Der Smokey würde jetzt gerne seinen Arm um sie legen, damit sie sich beruhigt, aber so krumm, wie er dasteht, kriegt er den Arm gar nicht so hoch, wie die Schultern von der Aymée sind. Er käme gerade um die Hüfte, und das gehört sich nicht.

Außerdem ist der Moni da, der schließlich ihr Papa ist, der muss sie trösten.

Aber der Moni wiederum steht da wie ein begossener Pudel, die langen Arme hängen an ihm herunter, als gehörten sie nicht zu ihm, die Haare hat er sich zu einem Zopf gebunden, er schaut aus wie ein alter Indianerhäuptling.
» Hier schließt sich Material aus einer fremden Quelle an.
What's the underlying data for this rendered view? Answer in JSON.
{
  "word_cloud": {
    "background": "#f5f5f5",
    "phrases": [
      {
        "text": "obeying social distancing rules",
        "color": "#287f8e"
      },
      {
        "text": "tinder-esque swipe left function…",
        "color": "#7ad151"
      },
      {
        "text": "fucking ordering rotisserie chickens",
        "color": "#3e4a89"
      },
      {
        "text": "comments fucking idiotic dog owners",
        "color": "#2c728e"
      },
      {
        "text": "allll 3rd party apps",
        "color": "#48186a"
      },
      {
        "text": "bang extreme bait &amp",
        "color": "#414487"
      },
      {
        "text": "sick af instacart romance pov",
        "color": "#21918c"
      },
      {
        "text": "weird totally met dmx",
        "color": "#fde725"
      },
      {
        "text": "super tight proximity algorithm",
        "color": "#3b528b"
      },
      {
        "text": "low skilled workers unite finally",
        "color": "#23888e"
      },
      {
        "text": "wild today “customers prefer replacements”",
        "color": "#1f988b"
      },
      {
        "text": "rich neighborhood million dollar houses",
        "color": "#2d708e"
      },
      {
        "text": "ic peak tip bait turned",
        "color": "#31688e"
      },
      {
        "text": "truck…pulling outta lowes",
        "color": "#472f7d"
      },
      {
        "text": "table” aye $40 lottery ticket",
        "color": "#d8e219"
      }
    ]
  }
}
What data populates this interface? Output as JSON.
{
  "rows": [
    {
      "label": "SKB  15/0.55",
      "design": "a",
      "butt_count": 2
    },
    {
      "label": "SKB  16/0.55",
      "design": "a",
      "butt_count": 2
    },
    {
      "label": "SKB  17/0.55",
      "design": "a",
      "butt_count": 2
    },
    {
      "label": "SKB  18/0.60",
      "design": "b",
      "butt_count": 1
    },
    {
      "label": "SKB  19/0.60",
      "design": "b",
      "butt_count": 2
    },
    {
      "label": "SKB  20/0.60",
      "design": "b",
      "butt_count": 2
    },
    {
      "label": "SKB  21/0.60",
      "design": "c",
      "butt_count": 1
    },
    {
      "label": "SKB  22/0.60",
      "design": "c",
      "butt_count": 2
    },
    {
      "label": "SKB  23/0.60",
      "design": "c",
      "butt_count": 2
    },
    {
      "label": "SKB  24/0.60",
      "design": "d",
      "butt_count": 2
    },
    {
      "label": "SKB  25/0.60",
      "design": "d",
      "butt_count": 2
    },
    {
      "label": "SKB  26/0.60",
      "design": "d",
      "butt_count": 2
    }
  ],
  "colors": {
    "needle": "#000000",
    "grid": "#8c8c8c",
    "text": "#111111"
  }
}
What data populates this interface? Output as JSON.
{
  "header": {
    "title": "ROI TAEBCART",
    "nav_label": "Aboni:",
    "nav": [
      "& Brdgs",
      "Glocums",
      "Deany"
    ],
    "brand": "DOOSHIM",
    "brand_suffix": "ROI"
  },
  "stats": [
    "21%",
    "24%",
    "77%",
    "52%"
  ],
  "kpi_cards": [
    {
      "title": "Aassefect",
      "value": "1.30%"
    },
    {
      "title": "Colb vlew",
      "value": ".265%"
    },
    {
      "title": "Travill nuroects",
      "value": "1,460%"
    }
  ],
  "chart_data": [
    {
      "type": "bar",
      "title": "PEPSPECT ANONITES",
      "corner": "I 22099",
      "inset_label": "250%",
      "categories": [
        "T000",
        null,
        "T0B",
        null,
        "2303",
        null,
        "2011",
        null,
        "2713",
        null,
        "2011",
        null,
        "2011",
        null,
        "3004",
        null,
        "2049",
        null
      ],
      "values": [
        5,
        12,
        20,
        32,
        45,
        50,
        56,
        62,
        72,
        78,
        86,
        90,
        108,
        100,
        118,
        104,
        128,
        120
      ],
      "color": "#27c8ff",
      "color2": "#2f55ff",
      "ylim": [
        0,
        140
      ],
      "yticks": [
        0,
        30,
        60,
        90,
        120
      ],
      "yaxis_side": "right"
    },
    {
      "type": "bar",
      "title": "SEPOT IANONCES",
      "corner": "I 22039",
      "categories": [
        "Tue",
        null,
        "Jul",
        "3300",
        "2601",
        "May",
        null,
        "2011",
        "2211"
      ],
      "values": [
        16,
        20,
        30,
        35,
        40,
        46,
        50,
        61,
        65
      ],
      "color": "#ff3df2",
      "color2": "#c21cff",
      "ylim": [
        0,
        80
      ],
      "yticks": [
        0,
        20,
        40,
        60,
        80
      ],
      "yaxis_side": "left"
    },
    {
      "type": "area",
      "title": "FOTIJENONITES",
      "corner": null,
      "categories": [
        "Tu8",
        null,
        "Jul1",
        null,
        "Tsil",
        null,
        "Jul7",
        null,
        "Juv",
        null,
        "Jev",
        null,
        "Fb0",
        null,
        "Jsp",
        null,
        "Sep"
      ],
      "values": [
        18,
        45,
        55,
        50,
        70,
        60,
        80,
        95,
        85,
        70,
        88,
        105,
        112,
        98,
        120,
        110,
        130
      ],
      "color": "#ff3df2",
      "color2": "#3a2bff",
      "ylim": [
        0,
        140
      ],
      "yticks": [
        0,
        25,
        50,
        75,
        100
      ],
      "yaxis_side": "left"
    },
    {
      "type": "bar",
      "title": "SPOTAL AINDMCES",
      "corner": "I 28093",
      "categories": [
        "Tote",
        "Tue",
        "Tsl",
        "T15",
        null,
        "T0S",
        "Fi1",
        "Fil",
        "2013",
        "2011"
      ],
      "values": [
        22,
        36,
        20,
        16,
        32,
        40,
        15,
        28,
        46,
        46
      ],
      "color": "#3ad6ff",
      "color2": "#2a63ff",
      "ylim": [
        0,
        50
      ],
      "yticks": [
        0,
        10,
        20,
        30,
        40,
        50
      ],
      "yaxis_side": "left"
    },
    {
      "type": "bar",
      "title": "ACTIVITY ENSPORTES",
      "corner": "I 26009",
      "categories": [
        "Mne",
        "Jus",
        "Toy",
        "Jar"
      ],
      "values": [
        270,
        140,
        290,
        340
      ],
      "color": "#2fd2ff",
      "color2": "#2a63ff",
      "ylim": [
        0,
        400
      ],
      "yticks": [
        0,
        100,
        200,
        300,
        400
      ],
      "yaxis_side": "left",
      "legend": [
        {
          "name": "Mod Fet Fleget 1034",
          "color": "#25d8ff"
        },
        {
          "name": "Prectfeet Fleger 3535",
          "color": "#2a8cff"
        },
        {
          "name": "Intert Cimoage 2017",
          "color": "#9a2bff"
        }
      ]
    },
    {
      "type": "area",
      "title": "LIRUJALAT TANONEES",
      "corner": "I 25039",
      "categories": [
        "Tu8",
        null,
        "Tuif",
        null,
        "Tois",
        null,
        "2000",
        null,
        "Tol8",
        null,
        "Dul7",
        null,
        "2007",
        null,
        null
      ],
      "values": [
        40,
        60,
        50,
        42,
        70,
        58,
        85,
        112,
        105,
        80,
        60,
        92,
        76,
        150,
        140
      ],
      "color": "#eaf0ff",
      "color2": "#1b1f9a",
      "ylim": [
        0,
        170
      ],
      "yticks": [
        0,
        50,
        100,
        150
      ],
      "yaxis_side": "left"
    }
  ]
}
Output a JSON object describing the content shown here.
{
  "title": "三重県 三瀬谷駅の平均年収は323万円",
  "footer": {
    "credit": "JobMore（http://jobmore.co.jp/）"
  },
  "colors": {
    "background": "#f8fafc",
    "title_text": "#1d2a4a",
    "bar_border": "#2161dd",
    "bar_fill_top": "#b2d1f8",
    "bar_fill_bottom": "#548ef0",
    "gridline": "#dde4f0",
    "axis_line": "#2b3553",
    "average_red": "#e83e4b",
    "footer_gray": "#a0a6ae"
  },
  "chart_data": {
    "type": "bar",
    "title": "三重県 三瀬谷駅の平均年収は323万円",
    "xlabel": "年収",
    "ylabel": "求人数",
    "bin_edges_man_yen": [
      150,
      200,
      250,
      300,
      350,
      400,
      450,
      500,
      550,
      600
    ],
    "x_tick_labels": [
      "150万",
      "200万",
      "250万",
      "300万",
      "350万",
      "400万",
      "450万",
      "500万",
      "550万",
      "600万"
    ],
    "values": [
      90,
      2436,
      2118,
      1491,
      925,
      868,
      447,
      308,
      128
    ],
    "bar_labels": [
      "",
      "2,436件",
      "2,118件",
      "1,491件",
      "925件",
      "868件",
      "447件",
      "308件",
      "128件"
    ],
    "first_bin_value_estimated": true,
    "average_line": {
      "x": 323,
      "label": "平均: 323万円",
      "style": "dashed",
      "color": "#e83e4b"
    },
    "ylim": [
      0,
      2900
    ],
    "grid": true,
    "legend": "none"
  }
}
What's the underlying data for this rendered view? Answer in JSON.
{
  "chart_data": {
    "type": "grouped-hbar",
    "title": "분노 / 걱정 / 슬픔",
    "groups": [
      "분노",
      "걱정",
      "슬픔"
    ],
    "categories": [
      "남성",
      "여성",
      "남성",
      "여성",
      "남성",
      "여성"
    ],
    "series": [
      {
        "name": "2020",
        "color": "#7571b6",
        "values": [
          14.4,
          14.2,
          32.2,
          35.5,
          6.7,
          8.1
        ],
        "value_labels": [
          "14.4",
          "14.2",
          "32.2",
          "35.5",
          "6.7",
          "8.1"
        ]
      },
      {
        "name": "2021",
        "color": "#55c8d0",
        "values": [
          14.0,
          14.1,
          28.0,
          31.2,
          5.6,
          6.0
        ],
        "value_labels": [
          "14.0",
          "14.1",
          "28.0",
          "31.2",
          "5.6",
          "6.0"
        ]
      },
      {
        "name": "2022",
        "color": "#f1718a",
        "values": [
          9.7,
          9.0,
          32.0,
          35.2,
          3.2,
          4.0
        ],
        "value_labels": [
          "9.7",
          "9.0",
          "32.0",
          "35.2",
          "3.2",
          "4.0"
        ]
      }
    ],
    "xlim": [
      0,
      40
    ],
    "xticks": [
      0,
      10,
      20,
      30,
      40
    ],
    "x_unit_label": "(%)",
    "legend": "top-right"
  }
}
Aber einen Anzug hat er an: top. Der Stoff glänzt in der Sonne, der Kragen vom weißen Hemd gibt den Tattoos, die den Hals heraufkriechen, einen feierlichen Rahmen.

Der Smokey kann sich gut an das Datum erinnern, an dem er diesen Anzug das letzte Mal gesehen hat, es war der sechsundzwanzigste November Zweitausenddreizehn. Und da ist ihm nicht aufgefallen, wie schön der Anzug ist und wie gut er sitzt, weil er auf ein ganz anderes Bild geschaut hat, ein viel traurigeres.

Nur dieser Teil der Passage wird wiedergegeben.